= The Ridere of Riddles =

Scottish fairy tale

The Ridere of Riddles is a Scottish fairy tale collected by John Francis Campbell in Popular Tales of the West Highlands, listing as his informant John Mackenzie, a fisherman near Inverary. Joseph Jacobs included it, somewhat altered, in More Celtic Fairy Tales.

==Synopsis==

A king's queen died when his son was born. He remarried, and his new wife also had a son. The stepmother tried to poison the first son so her son would inherit, but her son warned his brother. The first son decided to flee before she succeed, and his brother went with him. They tried the drinks she had given the older brother on their horses, and found they were poisonous. Then twelve ravens came to eat the dead horses and died as well. They took the ravens' bodies and had them made into pies. When they went on, they were waylaid by robbers; they claimed to have no purses but some food. The robbers took the pies, ate them, and died. The brothers took their gold and silver and went on to the Ridere (or Knight) of Riddles, whose beautiful daughter would marry whoever asked a riddle her father could not guess.

There, they asked, "One killed two, and two killed twelve, and twelve killed four and twenty, and two got out of it." The ridere could not guess, and sent maidens to wheedle the answer out. Twelve maidens lost their plaids to the younger brother, but could not get the answer.

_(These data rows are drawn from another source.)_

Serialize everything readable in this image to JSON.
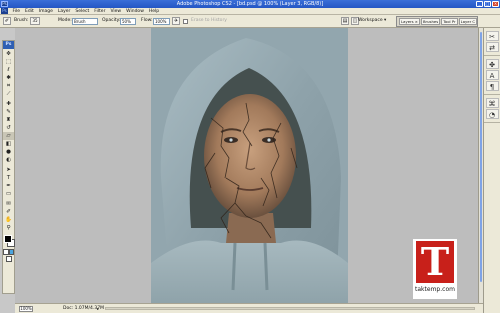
{
  "window": {
    "title": "Adobe Photoshop CS2 - [bd.psd @ 100% (Layer 3, RGB/8)]",
    "buttons": [
      "_",
      "□",
      "×"
    ]
  },
  "menu": {
    "items": [
      "File",
      "Edit",
      "Image",
      "Layer",
      "Select",
      "Filter",
      "View",
      "Window",
      "Help"
    ]
  },
  "options": {
    "brush_label": "Brush:",
    "brush_size": "35",
    "mode_label": "Mode:",
    "mode_value": "Brush",
    "opacity_label": "Opacity:",
    "opacity_value": "50%",
    "flow_label": "Flow:",
    "flow_value": "100%",
    "erase_history_label": "Erase to History",
    "workspace_label": "Workspace ▾",
    "palette_tabs": [
      "Layers ×",
      "Brushes",
      "Tool Pr",
      "Layer C"
    ]
  },
  "tools": {
    "badge": "Ps",
    "items": [
      {
        "name": "move-tool",
        "glyph": "✥"
      },
      {
        "name": "marquee-tool",
        "glyph": "⬚"
      },
      {
        "name": "lasso-tool",
        "glyph": "ℓ"
      },
      {
        "name": "magic-wand-tool",
        "glyph": "✱"
      },
      {
        "name": "crop-tool",
        "glyph": "⌗"
      },
      {
        "name": "slice-tool",
        "glyph": "⟋"
      },
      {
        "name": "healing-brush-tool",
        "glyph": "✚"
      },
      {
        "name": "brush-tool",
        "glyph": "✎"
      },
      {
        "name": "clone-stamp-tool",
        "glyph": "♜"
      },
      {
        "name": "history-brush-tool",
        "glyph": "↺"
      },
      {
        "name": "eraser-tool",
        "glyph": "▱"
      },
      {
        "name": "gradient-tool",
        "glyph": "◧"
      },
      {
        "name": "blur-tool",
        "glyph": "●"
      },
      {
        "name": "dodge-tool",
        "glyph": "◐"
      },
      {
        "name": "path-selection-tool",
        "glyph": "➤"
      },
      {
        "name": "type-tool",
        "glyph": "T"
      },
      {
        "name": "pen-tool",
        "glyph": "✒"
      },
      {
        "name": "shape-tool",
        "glyph": "▭"
      },
      {
        "name": "notes-tool",
        "glyph": "✉"
      },
      {
        "name": "eyedropper-tool",
        "glyph": "✐"
      },
      {
        "name": "hand-tool",
        "glyph": "✋"
      },
      {
        "name": "zoom-tool",
        "glyph": "⚲"
      }
    ]
  },
  "dock": {
    "icons": [
      "✂",
      "⇄",
      "✤",
      "A",
      "¶",
      "⌘",
      "◔"
    ]
  },
  "status": {
    "zoom": "100%",
    "doc": "Doc: 1.07M/4.37M",
    "arrow": "▸"
  },
  "watermark": {
    "letter": "T",
    "site": "taktemp.com"
  },
  "colors": {
    "titlebar": "#2456c4",
    "chrome": "#ece9d8",
    "workarea": "#bdbdbd",
    "watermark_red": "#c8201a",
    "quickmask_blue": "#4ba5df"
  }
}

Finally, the princess herself went, and got the answer from the older brother, but left her plaid. The ridere would have executed them, but the older brother told the story of how his brother had shot twelve hares and got their hides, and he had shot a fine one and gotten her hide, so the ridere married him to his daughter. The younger brother went on, and the older gave him the right to the throne at home.

Three giants lived nearby, and the ridere told his son-in-law that if he had spirit, he would kill them. He did it, and was named the Hero of the White Shield, and went to live on the giants' lands. His brother heard of him, without knowing who he was, and went to fight with him. They fought, and neither one won, and they told each other their names.

The brother went home, but on the way, he saw twelve young men playing at shinny and learned they were his twelve sons, by twelve different mothers. He took both the young men and their mothers home with him.

==See also==
Both Jacobs and Campbell noted the similarity between this and Grimms' The Riddle, but that there is no information to discern which is the source.